A ONU frouxa, que não conseguiu salvar o Iraque do banho de sangue Ianque, a mando do seu patrão, USA, deixou escapar essa pérola. Claro que a ONU pediu desculpa. Mas era só uma “coreografia” bem dirigida. A acusação feita em público ganhou destaque imediato nos meios de comunicação, já a desculpa não teve a mesma repercussão.
Desse fato concluí-se que a ONU que foi o capacho americano na guerra fria, agora se torna seu cãozinho treinado para latir mais forte. Bastou o Brasil por cabeça de fora e veio a pancada. Mas faz parte do jogo.

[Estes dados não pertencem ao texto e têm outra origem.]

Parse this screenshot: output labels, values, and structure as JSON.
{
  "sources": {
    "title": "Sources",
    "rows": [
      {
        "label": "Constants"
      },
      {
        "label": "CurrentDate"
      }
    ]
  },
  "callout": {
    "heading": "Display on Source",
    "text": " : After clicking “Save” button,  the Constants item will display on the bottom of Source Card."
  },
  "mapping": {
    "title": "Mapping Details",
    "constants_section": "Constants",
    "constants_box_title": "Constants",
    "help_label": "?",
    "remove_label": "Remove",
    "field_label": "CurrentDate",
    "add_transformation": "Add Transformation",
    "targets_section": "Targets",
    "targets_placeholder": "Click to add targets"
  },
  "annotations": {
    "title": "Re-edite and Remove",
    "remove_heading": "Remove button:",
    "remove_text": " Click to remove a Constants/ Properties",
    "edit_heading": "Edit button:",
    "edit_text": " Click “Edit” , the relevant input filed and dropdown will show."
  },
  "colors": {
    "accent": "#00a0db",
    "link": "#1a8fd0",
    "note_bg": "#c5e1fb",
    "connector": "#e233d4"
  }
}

O pivô dessa discussão é a crise mundial de alimentos. Entre os vários fatores como colheita ruim na Ásia, aumento do consumo mundial de alimentos está o etanol produzido pelos EUA a partir do milho. Ninguém diz, mas todos sabem. O Fidel disse bem antes de tudo isso acontecer, mas ele é o comunista pária do mundo. A produção do etanol americano é um crime. Além de consumir um alimento, o ciclo de produção produz mais poluição que o consumo da mesma quantidade de combustíveis fóssil e reduz a oferta de milho aos produtores de carne.

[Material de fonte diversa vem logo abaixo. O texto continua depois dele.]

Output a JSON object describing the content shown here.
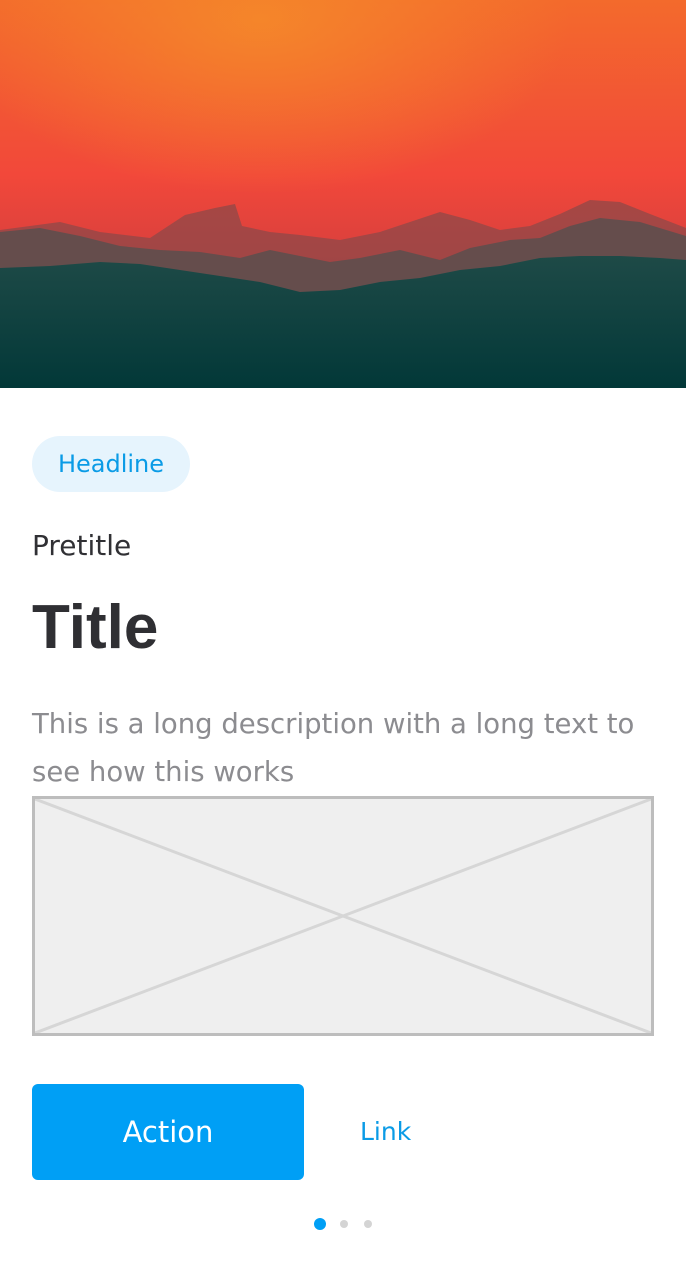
{
  "hero": {
    "image": "sunset-mountains-image"
  },
  "card": {
    "headline_chip": "Headline",
    "pretitle": "Pretitle",
    "title": "Title",
    "description": "This is a long description with a long text to see how this works",
    "placeholder": "image-placeholder-icon"
  },
  "actions": {
    "primary_label": "Action",
    "link_label": "Link"
  },
  "pagination": {
    "count": 3,
    "active_index": 0
  },
  "colors": {
    "accent": "#009ff5",
    "chip_background": "#e6f4fd",
    "chip_text": "#0a9be6",
    "title_text": "#2f2f33",
    "description_text": "#8c8c90",
    "dot_inactive": "#d4d4d4",
    "hero_sky_top": "#f26030",
    "hero_ground": "#023a3a"
  }
}
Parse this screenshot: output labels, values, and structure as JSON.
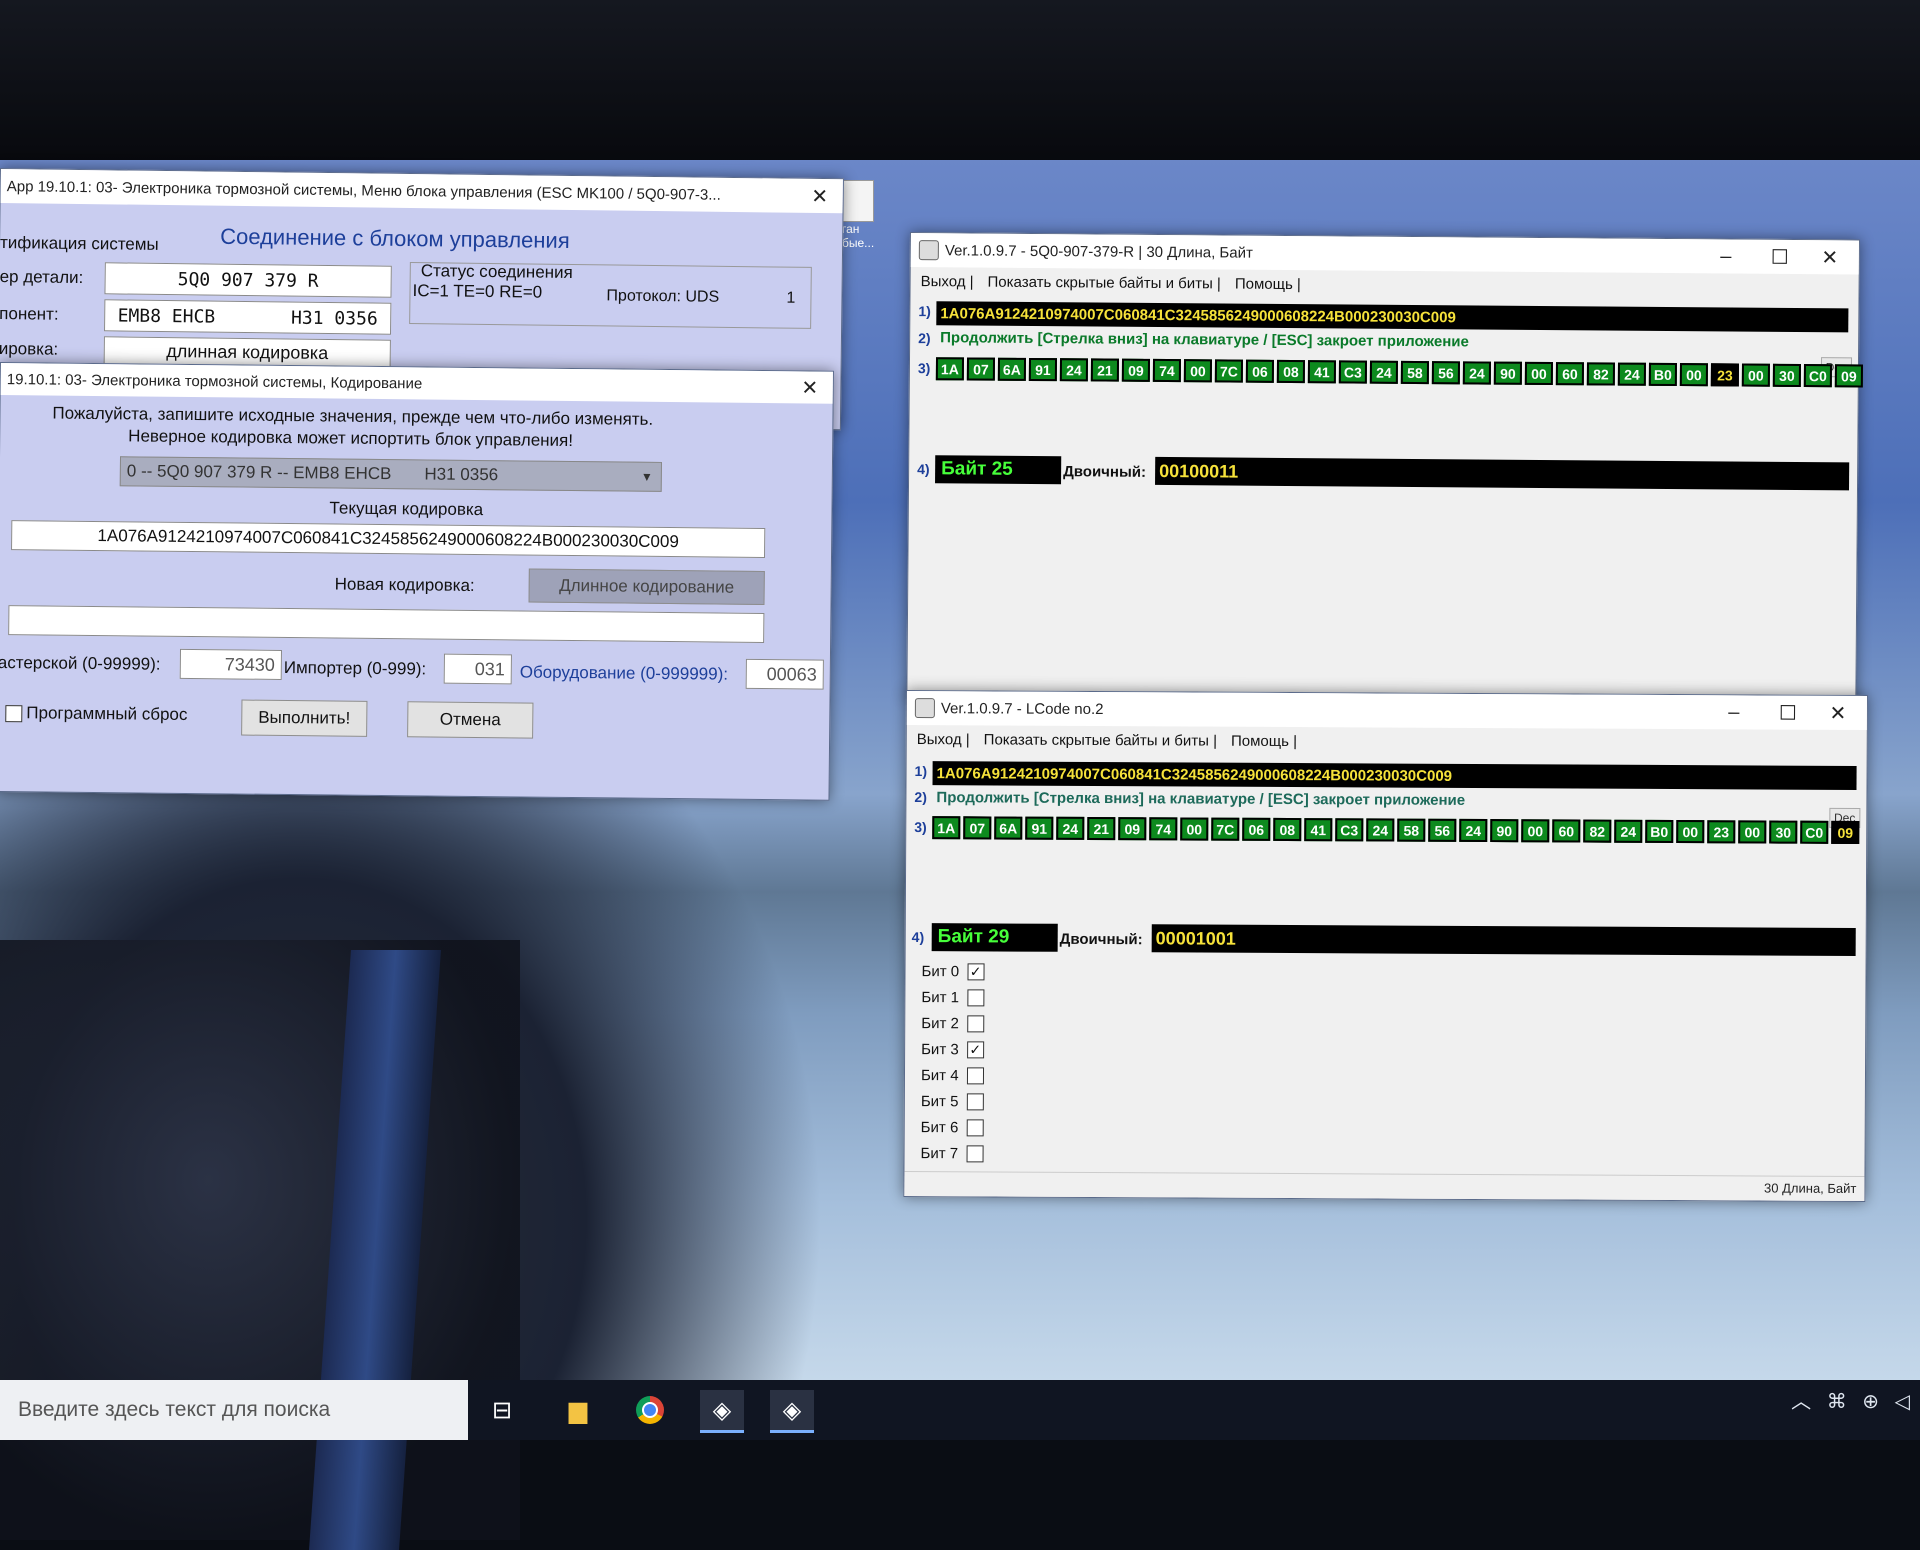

O que incomoda os Americanos em relação ao Brasil? Claro que nossa economia não faz nem cosquinha na economia deles, nossa tecnologia industrial também, não. Mas o nosso agronegócio (Agribusiness) dá um show no deles. Somos infinitamente melhores. E é isso que faz eles obrigarem a ONU ter seus arroubos de “humanidade”.